Asian Shares Higher, Korean Kospi Falls After Missile Launch

BANGKOK (AP) —
A currency trader watches monitors at the foreign exchange dealing room of the KEB Hana Bank headquarters in Seoul, South Korea, Thursday. (AP Photo/Ahn Young-joon)

Asian shares rallied Thursday after the S&P 500 and Nasdaq closed at record highs, though South Korea’s Kospi declined after North Korea launched two short-range missiles into the sea.

Japan’s Nikkei 225 index added 0.2% to 21,756.55 while the Kospi lost 0.4% to 2,074.48. In Hong Kong, the Hang Seng gained 0.3% to 28,610.60. The Shanghai Composite index climbed 0.2%, to 2,929.86. Australian’s S&P ASX 200 advanced 0.6% to 6,818.00. India’s Sensex edged 0.1% higher to 37,881.80.

Shares rose in Taiwan and Southeast Asia.

The missiles fired by North Korea early Thursday were the first weapons launches in more than two months and an apparent tactic to pressure Washington as North Korean and U.S. officials struggle to restart nuclear negotiations.

The South’s Joint Chiefs of Staff said the missiles were fired from near the eastern coastal town of Wonsan and landed in the waters off the country’s east coast.

Regionwide, sentiment got a boost from news that the U.S. and China plan to resume trade talks, this time in the commercial hub of Shanghai, beginning on Tuesday.

The White House said the talks will cover a range of issues, including intellectual property, forced technology transfers, non-tariff barriers, agriculture, the U.S.-China trade deficit and enforcement.

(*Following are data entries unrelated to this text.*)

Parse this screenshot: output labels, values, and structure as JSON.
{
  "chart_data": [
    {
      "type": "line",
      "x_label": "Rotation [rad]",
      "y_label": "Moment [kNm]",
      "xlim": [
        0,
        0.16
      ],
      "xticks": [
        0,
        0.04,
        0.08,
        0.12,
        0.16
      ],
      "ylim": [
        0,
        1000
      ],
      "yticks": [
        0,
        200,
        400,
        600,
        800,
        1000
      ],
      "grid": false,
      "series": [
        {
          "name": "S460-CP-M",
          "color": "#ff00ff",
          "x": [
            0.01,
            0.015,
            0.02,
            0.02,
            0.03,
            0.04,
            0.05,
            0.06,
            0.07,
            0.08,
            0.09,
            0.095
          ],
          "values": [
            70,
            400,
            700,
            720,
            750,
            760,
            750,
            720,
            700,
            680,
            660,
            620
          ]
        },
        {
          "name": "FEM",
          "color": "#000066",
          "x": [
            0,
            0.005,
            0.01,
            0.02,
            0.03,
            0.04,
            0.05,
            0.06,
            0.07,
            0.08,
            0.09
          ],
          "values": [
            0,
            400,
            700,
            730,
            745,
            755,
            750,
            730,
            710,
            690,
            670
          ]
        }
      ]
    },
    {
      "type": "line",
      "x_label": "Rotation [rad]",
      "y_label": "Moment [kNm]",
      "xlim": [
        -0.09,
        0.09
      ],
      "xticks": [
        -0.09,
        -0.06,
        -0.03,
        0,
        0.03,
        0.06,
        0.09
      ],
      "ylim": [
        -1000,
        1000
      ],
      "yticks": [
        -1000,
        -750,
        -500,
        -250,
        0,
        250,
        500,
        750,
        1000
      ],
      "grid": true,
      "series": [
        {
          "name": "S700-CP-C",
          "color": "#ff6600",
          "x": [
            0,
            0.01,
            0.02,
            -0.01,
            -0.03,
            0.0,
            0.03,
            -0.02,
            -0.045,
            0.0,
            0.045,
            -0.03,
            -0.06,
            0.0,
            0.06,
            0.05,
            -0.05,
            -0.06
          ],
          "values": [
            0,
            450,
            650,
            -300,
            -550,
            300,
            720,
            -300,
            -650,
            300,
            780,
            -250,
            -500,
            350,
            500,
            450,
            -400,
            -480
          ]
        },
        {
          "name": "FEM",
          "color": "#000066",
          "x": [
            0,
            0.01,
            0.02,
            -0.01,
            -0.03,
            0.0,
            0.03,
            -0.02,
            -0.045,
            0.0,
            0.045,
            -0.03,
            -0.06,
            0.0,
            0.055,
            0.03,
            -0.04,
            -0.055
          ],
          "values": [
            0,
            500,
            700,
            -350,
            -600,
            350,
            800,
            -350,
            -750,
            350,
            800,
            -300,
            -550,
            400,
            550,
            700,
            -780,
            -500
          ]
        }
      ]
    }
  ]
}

The tariff war between Washington and Beijing has disrupted trade and cast a pall over the economic outlook for Asia and beyond. Talks collapsed in early May, with President Donald Trump ordering a further increase in punitive import duties. Trump and Chinese President Xi Jinping agreed to work to resume negotiations in late June.

Otherwise, there was little in the way of new developments to drive trading, with many investors awaiting policy announcements by the European Central Bank later in the day and from the Federal Reserve and Bank of Japan later in the month.

“The main issue facing policy makers is that now some of their actions did not bear the expected fruit and economies lie near recession despite exhausting their monetary policy toolkit,” Alfonso Esparza of Oanda said in a commentary.

On Wall Street, stocks steadily gained ground Wednesday and closed broadly higher on Wall Street as investors rewarded solid earnings results from several large companies.

Industrial stocks moved broadly higher after UPS beat Wall Street’s financial forecasts. The solid results from the delivery service counteracted steep drops from Boeing and Caterpillar, which both reported weak results.

The Russell 2000, which focuses on smaller stocks, outshone every other index, gaining 1.6% to 1,580.42.

The Nasdaq rose 0.8% to 8,321.50, while the S&P 500 index rose 0.5% to 3,019.56, putting it on track for a weekly gain. Both indexes logged fresh record highs.

But Boeing and Caterpillar weighed down The Dow Jones Industrial Average, which fell 0.3% to 27,269.97.